Without needing to break ground, wireless sensors are a more sustainable, simpler option that benefits the environment
Since they don’t require any rewiring or breaking ground, wireless sensors are a much more sustainable option compared to their legacy wired counterparts. There’s no need to create construction debris or disturb old architecture or surrounding plants and trees just to maintain or upgrade a sensor system. And the most environmentally sustainable buildings don’t need to be built.
Wireless sensor systems like VergeSense can be installed in minutes — just set it and forget it. They’re Wifi-connected, totally wireless, and battery powered, so it’s even easier than installing a home smoke detector.
They also operate on extremely low power, meaning they can last years at a time.
Connect with other workplace tech like HVAC and wifi modems
Interconnectivity is one of the key features workplace experience teams are looking for in their tech stack. It’s not just sensors that have upgraded their ease of use and installation in the past few years, and the best technology can work with your wireless motion sensor in order to trigger HVAC systems, lights, and even Wifi modems.

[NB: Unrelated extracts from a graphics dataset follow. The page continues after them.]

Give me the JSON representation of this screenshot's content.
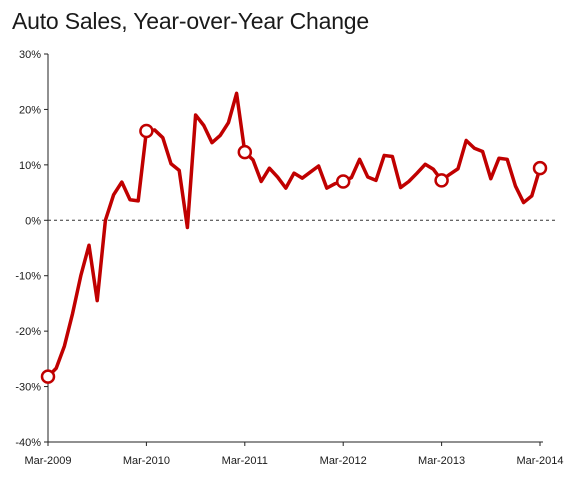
{
  "chart_data": {
    "type": "line",
    "title": "Auto Sales, Year-over-Year Change",
    "xlabel": "",
    "ylabel": "",
    "ylim": [
      -40,
      30
    ],
    "y_ticks": [
      -40,
      -30,
      -20,
      -10,
      0,
      10,
      20,
      30
    ],
    "y_tick_format": "percent",
    "x_ticks": [
      {
        "month": 0,
        "label": "Mar-2009"
      },
      {
        "month": 12,
        "label": "Mar-2010"
      },
      {
        "month": 24,
        "label": "Mar-2011"
      },
      {
        "month": 36,
        "label": "Mar-2012"
      },
      {
        "month": 48,
        "label": "Mar-2013"
      },
      {
        "month": 60,
        "label": "Mar-2014"
      }
    ],
    "x_start": "Mar-2009",
    "x_end": "Mar-2014",
    "grid": false,
    "zero_line": "dashed",
    "line_color": "#c00000",
    "series": [
      {
        "values": [
          -28.2,
          -26.7,
          -22.7,
          -16.8,
          -10.0,
          -4.5,
          -14.5,
          0.0,
          4.6,
          6.9,
          3.7,
          3.5,
          16.1,
          16.3,
          14.9,
          10.2,
          9.0,
          -1.3,
          19.0,
          17.1,
          14.0,
          15.3,
          17.6,
          22.9,
          12.3,
          10.9,
          7.0,
          9.4,
          7.8,
          5.8,
          8.5,
          7.6,
          8.7,
          9.8,
          5.8,
          6.6,
          7.0,
          7.7,
          11.0,
          7.8,
          7.2,
          11.7,
          11.5,
          5.9,
          7.0,
          8.5,
          10.1,
          9.2,
          7.2,
          8.3,
          9.3,
          14.4,
          13.0,
          12.4,
          7.5,
          11.2,
          11.0,
          6.2,
          3.2,
          4.4,
          9.4
        ],
        "markers_at_months": [
          0,
          12,
          24,
          36,
          48,
          60
        ]
      }
    ]
  }
}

That means lights can turn on when an employee approaches a meeting room, but also that offices can avoid expending energy on heating, cooling, or extending Wifi to areas that are unoccupied.
Invest in the Future of your Workplace with Wireless Sensors
The next generation of building intelligence is adding modern systems to spaces you already have. In order to set themselves up for success in the future, workplaces are investing in technology that helps them truly measure the performance of their spaces. Are employees using that new cafe space? Or should it be repurposed into a meditation room? Are your employees all coming in on similar days of the week? How can you optimize your space for a new hybrid work reality? Is your space in need of workplace right-sizing?